La habrás escuchado llamarme por el nombre de mi mamá. Es que mi nombre en hebreo se distingue apenas por una vocal del nombre de mi mamá. Tanto mis hermanos, como mis primos, fueron llamados con nombres hebreos. En cambio a mi me pusieron un nombre latino, Martín, consagrado al dios de la guerra, y uno en hebreo, Mijael, que se asemeja a dios. No conozco tanto qué de lo divino vieron en mí. Pero ella siempre me elige para sus batallas, para insultar en voz alta, en especial a mi papá, y después decir en un hebreo fuerte y arrepentida “Lashon Hara”. Para mi abuela no se puede maldecir. Pero cuando empiezan tus vaivenes, la lengua se entrelaza con tus hilos y las derivas la llevan a los lugares que compartimos.

No sé cuántas veces habrás escuchado a mi abuela contar tu historia.

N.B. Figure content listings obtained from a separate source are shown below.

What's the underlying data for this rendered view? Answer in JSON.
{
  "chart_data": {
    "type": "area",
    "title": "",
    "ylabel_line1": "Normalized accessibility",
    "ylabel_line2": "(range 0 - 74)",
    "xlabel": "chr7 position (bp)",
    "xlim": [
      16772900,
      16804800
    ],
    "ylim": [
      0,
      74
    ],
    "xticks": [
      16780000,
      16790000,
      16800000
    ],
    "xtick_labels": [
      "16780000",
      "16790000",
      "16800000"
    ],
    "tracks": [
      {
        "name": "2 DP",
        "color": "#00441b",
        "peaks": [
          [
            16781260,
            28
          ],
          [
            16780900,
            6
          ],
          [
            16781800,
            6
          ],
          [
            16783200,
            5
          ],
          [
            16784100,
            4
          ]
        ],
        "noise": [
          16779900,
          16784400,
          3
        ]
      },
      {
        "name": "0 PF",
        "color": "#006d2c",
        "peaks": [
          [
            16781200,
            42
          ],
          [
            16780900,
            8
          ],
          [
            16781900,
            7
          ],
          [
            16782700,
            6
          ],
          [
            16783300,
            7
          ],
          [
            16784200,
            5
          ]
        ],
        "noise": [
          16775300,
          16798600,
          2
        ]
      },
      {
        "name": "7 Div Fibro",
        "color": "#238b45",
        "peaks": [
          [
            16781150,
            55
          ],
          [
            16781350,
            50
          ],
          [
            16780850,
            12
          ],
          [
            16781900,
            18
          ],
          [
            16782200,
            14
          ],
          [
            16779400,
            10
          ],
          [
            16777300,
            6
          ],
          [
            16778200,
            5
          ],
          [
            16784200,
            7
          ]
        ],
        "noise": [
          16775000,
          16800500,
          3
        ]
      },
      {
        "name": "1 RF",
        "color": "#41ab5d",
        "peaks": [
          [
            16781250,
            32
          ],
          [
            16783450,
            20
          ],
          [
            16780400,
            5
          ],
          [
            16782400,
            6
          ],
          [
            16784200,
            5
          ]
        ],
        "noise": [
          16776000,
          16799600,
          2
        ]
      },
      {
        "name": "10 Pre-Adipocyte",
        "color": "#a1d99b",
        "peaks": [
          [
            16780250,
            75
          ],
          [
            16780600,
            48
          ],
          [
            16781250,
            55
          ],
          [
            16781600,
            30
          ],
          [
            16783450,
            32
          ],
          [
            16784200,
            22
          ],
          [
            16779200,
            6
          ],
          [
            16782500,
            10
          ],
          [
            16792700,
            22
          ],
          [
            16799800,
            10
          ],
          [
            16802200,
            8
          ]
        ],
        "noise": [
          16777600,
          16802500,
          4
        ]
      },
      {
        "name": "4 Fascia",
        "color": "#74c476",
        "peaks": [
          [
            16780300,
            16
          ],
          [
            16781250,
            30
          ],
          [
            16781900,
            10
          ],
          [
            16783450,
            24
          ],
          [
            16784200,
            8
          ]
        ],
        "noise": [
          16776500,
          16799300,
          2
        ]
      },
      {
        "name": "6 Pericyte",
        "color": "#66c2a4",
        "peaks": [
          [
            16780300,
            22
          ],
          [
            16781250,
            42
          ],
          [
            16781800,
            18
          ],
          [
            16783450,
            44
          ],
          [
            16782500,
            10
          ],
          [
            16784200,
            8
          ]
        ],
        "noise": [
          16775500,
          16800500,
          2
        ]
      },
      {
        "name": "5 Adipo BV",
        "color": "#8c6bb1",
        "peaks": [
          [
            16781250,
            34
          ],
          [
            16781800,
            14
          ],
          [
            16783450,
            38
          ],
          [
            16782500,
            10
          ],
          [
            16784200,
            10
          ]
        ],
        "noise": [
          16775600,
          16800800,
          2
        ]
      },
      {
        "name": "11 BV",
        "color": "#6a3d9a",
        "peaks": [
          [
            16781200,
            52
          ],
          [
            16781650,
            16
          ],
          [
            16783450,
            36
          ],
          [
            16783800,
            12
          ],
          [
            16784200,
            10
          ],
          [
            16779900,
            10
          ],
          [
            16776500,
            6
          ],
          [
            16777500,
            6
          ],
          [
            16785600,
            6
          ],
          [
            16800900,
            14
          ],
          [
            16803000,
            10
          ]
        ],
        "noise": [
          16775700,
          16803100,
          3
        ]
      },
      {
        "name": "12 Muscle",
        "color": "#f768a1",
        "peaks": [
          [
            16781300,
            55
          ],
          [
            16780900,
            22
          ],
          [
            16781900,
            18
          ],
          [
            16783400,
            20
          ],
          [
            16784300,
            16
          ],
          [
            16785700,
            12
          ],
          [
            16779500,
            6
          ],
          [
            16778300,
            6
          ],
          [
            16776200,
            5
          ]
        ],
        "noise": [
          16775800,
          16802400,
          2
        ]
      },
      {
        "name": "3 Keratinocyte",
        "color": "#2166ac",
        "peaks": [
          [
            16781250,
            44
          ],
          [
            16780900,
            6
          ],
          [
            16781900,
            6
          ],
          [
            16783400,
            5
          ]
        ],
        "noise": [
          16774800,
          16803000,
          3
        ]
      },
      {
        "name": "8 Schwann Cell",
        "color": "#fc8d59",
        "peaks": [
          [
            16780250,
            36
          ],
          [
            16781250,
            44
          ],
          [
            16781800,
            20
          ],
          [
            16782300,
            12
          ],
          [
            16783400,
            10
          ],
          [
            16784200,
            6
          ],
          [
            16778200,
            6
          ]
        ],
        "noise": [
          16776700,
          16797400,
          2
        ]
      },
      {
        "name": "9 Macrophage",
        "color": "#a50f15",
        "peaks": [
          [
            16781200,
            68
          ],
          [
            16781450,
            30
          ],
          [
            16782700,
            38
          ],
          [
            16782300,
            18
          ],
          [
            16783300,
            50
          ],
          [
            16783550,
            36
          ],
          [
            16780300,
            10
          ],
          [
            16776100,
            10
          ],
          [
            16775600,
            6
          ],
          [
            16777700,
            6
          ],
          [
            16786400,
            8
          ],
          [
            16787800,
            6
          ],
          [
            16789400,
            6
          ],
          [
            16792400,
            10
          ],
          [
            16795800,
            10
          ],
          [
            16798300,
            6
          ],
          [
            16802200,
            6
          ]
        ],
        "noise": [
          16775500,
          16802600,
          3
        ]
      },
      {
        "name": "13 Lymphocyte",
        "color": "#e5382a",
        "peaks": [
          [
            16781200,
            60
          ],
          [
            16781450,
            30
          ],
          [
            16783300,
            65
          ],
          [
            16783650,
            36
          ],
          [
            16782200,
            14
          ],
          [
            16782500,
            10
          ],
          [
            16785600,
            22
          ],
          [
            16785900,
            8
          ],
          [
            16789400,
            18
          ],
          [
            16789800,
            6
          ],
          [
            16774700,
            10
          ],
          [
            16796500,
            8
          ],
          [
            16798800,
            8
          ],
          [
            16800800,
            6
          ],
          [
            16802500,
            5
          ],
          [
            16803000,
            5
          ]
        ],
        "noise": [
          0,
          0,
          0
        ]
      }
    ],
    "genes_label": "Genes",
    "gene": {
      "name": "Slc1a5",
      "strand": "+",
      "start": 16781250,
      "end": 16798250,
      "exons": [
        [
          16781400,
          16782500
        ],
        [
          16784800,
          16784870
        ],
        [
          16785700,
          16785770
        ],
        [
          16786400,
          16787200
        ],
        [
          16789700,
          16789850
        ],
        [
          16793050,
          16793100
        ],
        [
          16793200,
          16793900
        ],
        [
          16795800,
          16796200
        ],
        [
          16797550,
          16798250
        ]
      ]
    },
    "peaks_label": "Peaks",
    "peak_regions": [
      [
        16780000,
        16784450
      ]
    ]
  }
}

Dice que te trajeron en el 68, que te hizo mi bisabuelo, que paseaste por un kibutz, una casa frente al mar, que llegaste al once después de los traumas de mi abuelo por la guerra, después de una promesa de un negocio en azcuénaga y sarmiento por parte de su cuñado que terminó en una estafa. Toda promesa de futuro es una estafa. Mi abuela dijo que te llevara conmigo cuando ella se muera.

Quizás sea por tu posición en la casa, el único rincón que tiene un pedazo de luz natural, por donde el sol se hace paso para hacer lugar a tu presencia, que me quedo siempre cerca tuyo. El resto de la casa es una comunidad de preocupaciones que se desatan cuando mi abuela grita “esto es lo que hay”.